New Resources In Joplin For Caretakers Of Alzheimer's Patients - KOAM TV 7

New Resources In Joplin For Caretakers Of Alzheimer's Patients


New options are now available in Joplin for families taking care of a loved one with Alzheimer's Disease. And with an estimated seventy percent of individuals with Alzheimer's living at home, one family says they are thankful for the resources.  

"He used to be a great story teller, but he doesn't do that anymore," said Retha Keely, who's husband has Alzheimer's Disease. 

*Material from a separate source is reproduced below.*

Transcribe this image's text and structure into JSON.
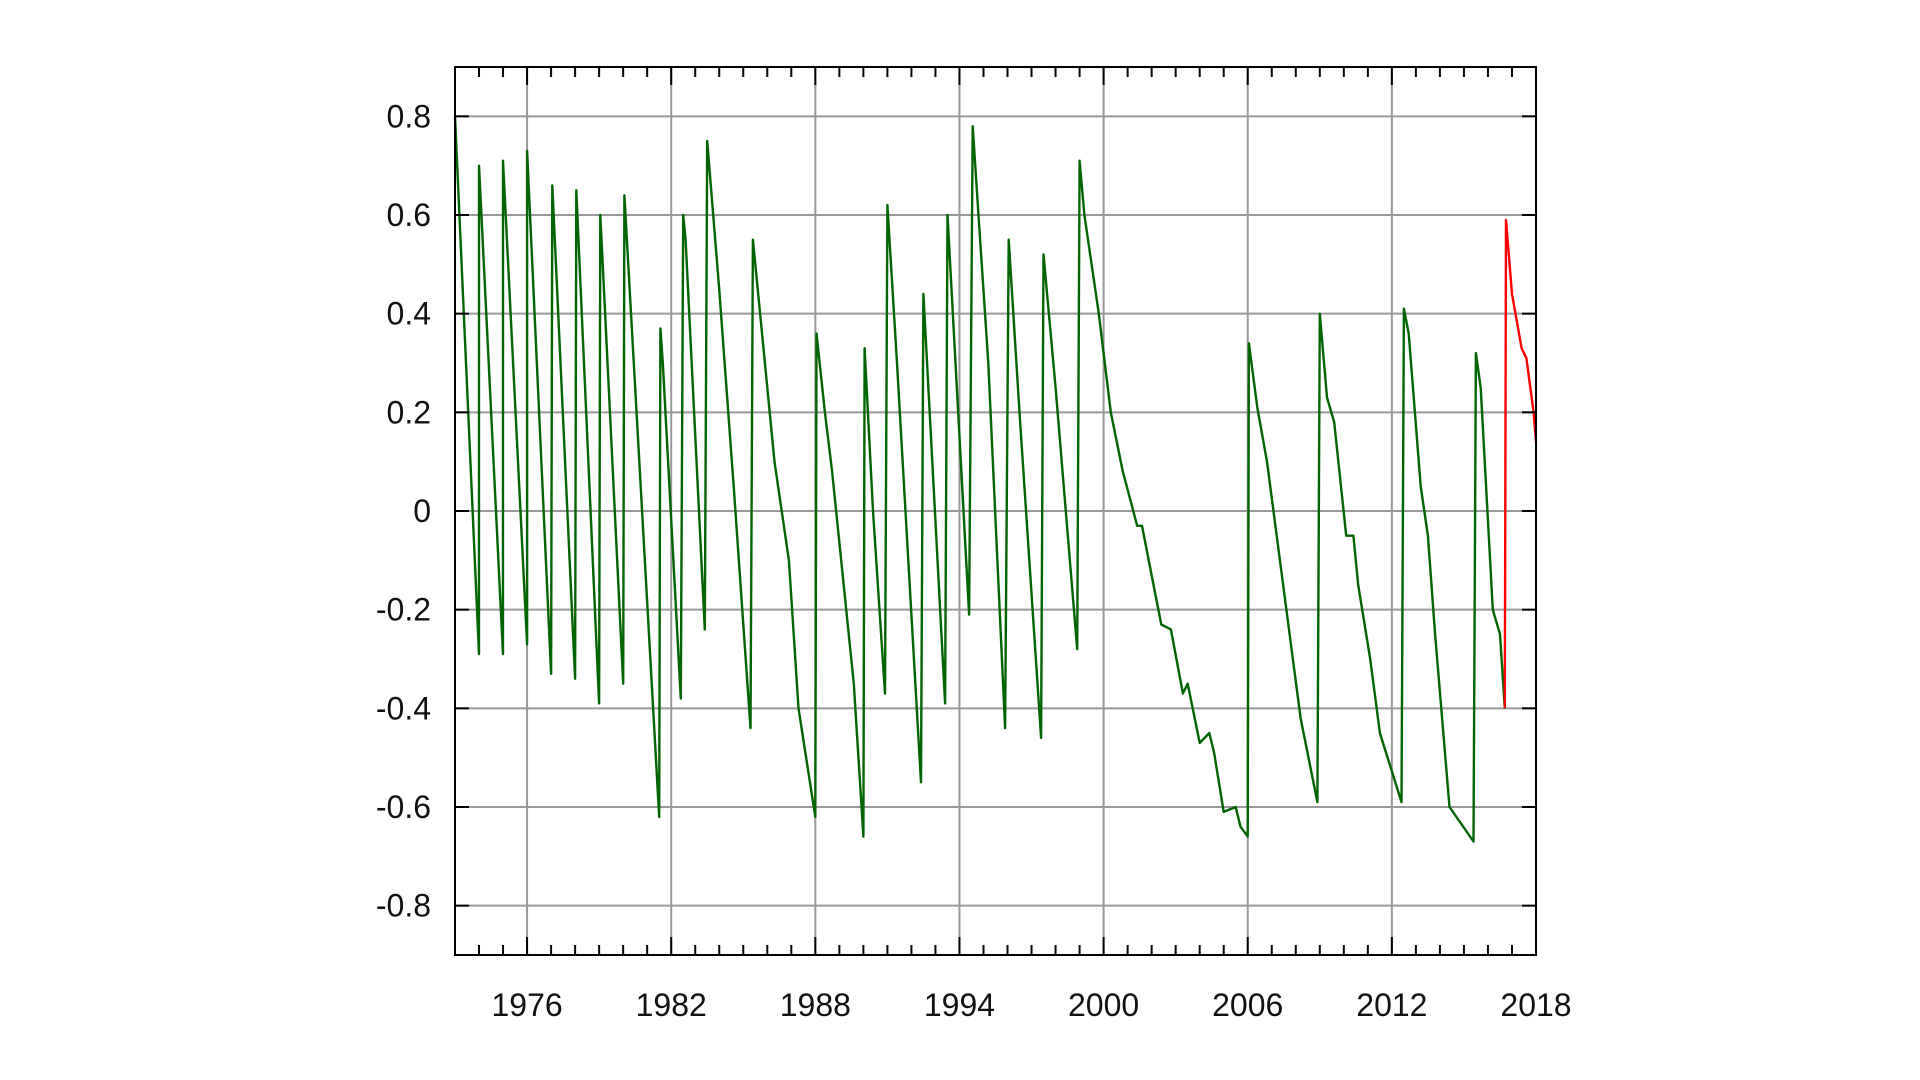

Keely say it was about five years ago when her husband, Kenny Keely, was diagnosed with Alzheimer's Disease. Retha, who has been married to Kenny for 55 years, says Kenny slowly became a bit more forgetful. Then a year ago, the disease got bad enough that the couple moved from their home in rural Southeast Kansas to Joplin. Retha says the move was hard for a farm boy like Kenny, but that now the couple is closer to doctor's appointments and that the new space is less acreage for Retha to take care of.

"He still has his same personality so to speak, and things that he's done all his life, he hasn't forgotten, but it's the order and procedure of doing a task he has problems with," Keely said.

With no one in Retha's family ever having the disease the transition from wife to caretaker was a tough one. Thankfully she says she moved to Joplin right around the time Home Instead in Joplin started offering monthly support groups for family's dealing with Alzheimer's Disease.

"It helps to talk to others, and not a one of us have the same problems, so it's interesting to know what might be down the road a ways," Keely said.

According to Home Instead, it is now expanding resources in Joplin, by offering workshops and giving out guides to caregivers of Alzheimer's patients. People like Retha.
"Many people want to care for their loved one, they want to take on that responsibility. And we want to help them with that responsibility, because it does change lives, we can show the support for these families," said the owner of Home Instead Joplin, Adam Bokker. 

Retha says the support group alone has helped her learn things like only giving her husband one task at a time, and learning a little patience. With about one in four senior citizens over the age of 85 suffering from the disease, according to Home Instead, Retha says it mostly just helps to have resources and a support system right here where she lives.

"I was unprepared for it, so the knowledge I get from this group is helping," said Keely.
The first Alzheimer's Disease workshop by Home Instead was offered today, but don't worry, if you missed it this time around, another workshop will take place next Tuesday. It is free to the public.